IPA過去問ドリル

平成22年度 春期 データベーススペシャリスト試験 午前Ⅱ 問5

テクノロジ/データベース

“学生は,学期が異なれば同じ授業科目を何度でも履修できる”を適切に表現しているデータモデルはどれか。ここで,モデルの表記法にはUMLのクラス図を用いる。

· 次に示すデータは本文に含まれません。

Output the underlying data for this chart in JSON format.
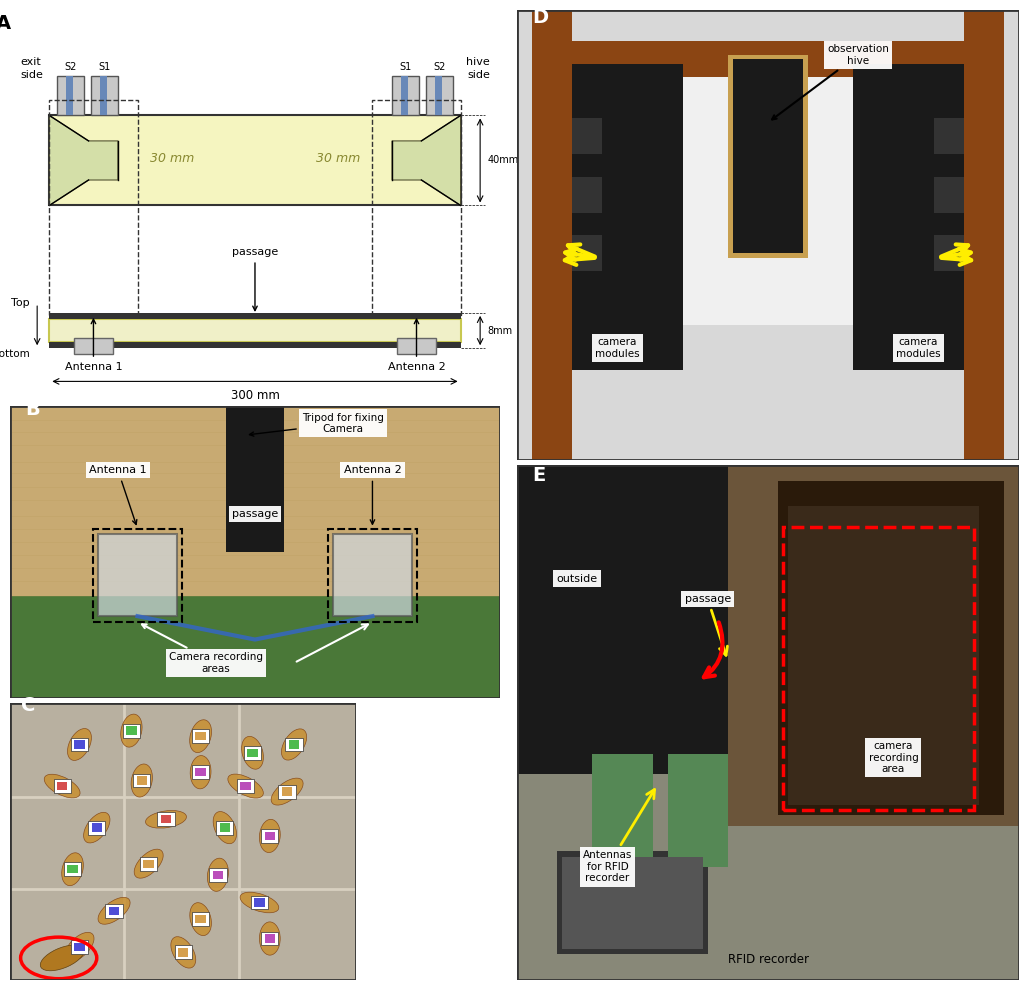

平成22年度 春期 データベーススペシャリスト試験 午前Ⅱ 問5の図

出典:平成22年度 春期 データベーススペシャリスト試験 午前Ⅱ 問5

正解:エ

解説

“学期が異なれば同じ授業科目を何度でも履修できる”ということは,学生と授業科目の間の“履修する”という関連が,学期によって区別される多対多の関連であることを意味します。図エのように,“履修する”という関連自体を関連クラス(association class)として“学期”を関連付けることで,同じ学生・同じ授業科目の組合せであっても学期が異なれば別の履修(関連インスタンス)として記録できます。

選択肢ごとの解説

  • 誤り。学期と学生の間に1対多の関連を設定すると,一人の学生はある一つの学期にしか属さないことになってしまい,学期をまたいで同じ科目を繰り返し履修する状況を適切に表現できません。
  • 誤り。学生と授業科目の間の“履修する”関連に対して学期を依存クラスのように付加しただけの表記では,学期ごとに異なる履修を区別して記録する構造として明確に表現できません。
  • 誤り。学生と学期の間に1対多(1,*)の関連を設定すると,一人の学生は一つの学期にしか対応できなくなり,複数の学期にわたって科目を履修する状況を適切に表現できません。
  • 正しい。“履修する”関連を関連クラスとし,そこに“学期”を関連付けることで,同じ学生と同じ授業科目の組合せでも,学期が異なれば別の履修として何度でも記録することができます。